Good morning. The dollar is trading near a two-month high, lifted by three forces pulling in the same direction: a blockbuster payrolls report that has triggered a hawkish reappraisal of the Federal Reserve’s likely policy trajectory, a meltdown in technology stocks, and an intensifying conflict in the Middle East that is raising inflation risks further.
Treasury yields are holding at elevated levels after Friday’s payrolls print convinced investors that inflation remains a bigger risk than unemployment*. The economy added 172,000 jobs in May—more than double the consensus forecast of 85,000—and the unemployment rate ticked lower. Diffusion indices showed more industries hiring than not, a sign of broadening demand, while upward revisions to prior months lifted the three-month average to 188,000 from April’s 48,000, pointing to a sharp pickup in momentum.

The details warrant some caution. Gains remain heavily concentrated in state and local government, healthcare and education, and leisure and hospitality—the last potentially buoyed by preparations for the World Cup. Manufacturing added just 7,000 jobs. Average hourly earnings grew 3.4% from a year earlier, the slowest pace since August 2021 and well behind overall inflation, forcing many households to draw on savings or take on debt to keep spending aloft.

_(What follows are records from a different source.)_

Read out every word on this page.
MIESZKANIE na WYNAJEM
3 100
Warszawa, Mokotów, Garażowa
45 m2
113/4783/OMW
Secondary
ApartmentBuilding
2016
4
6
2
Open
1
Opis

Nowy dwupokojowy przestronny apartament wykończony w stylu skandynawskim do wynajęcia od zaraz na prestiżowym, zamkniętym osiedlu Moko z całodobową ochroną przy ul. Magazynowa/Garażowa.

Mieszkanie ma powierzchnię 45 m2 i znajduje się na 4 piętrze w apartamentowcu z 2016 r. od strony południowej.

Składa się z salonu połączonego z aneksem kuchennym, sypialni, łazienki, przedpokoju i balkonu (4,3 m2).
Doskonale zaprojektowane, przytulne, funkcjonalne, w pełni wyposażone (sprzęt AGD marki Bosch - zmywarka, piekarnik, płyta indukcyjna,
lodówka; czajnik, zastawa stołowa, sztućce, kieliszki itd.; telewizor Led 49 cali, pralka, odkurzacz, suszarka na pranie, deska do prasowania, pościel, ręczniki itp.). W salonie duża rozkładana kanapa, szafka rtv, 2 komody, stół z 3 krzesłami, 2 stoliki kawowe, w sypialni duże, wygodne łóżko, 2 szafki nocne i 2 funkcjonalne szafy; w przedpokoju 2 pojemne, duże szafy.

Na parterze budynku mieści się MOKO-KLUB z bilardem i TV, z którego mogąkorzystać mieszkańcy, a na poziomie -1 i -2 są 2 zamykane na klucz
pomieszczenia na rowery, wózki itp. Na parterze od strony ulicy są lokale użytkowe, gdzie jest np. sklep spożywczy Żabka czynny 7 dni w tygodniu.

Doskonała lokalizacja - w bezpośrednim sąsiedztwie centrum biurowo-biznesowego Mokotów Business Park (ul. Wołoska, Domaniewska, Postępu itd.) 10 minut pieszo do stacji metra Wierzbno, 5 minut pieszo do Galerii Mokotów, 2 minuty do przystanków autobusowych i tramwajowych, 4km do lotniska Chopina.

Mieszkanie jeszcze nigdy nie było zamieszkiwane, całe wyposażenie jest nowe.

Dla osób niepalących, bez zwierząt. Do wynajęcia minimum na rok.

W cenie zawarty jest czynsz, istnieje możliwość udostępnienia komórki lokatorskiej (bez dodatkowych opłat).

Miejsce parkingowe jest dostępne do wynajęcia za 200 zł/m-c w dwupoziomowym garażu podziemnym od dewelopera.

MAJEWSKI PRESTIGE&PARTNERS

Traders nonetheless now expect the Fed to raise rates at least once this year, and the prospect of higher borrowing costs is colliding with a flood of corporate issuance. SpaceX is set to go public on Friday at an estimated $1.78tn valuation, with Anthropic and OpenAI expected to follow. Google last week announced plans to raise $85bn, and Meta is expected to do the same. The sheer volume of paper hitting the market may partly explain Friday’s sharp equity selloff: the Nasdaq Composite fell 4.2%, its steepest decline since April last year, and the S&P 500 dropped 2.6%, snapping a nine-week winning streak.

Global oil prices are up nearly 5% after Israel and Iran exchanged fire over the weekend, threatening to unravel a tenuous ceasefire and dimming hopes for a reopening in the Strait of Hormuz. Tehran launched multiple waves of ballistic missiles as Israeli forces continued strikes on Lebanon, and Israel hit military targets in western and central Iran even after President Trump urged Prime Minister Netanyahu to show restraint. Prediction markets now put the odds of the strait returning to normal at just 10% by the end of June and 27% by the end of July, suggesting the global oil-supply shock could get significantly worse before it gets better.
It is difficult to see this week’s event risks producing a sharp reversal in the dollar—unless there is a conclusive agreement to end the war, or President Trump jawbones markets into believing one is close**. Inflation data on Wednesday and Thursday are expected to show headline consumer prices climbing more than 4% in the year to May while factory-gate costs hold near 6%, giving Fed officials ample justification for abandoning their implicit easing bias at next week’s meeting and setting the stage for at least one rate hike before year-end. The Bank of Canada is widely expected to hold rates and stay in neutral, keeping differentials tilted against the loonie. The European Central Bank is highly likely to raise rates and open the door to further tightening, but markets have largely priced that in, and euro upside should be limited.
*This tendency to find the cloud in the silver lining reminds me of a CNN headline from a few years ago: “Here’s why the shockingly good jobs report is going to cost you”.
**This underlines what is (arguably) the biggest paradox in markets right now: uncertainty over the Trump administration’s policy direction is suppressing—not raising—volatility expectations, by limiting the extent to which any participant places bets on market direction. The Wall Street Journal’s Greg Ip covered this well in a weekend piece here.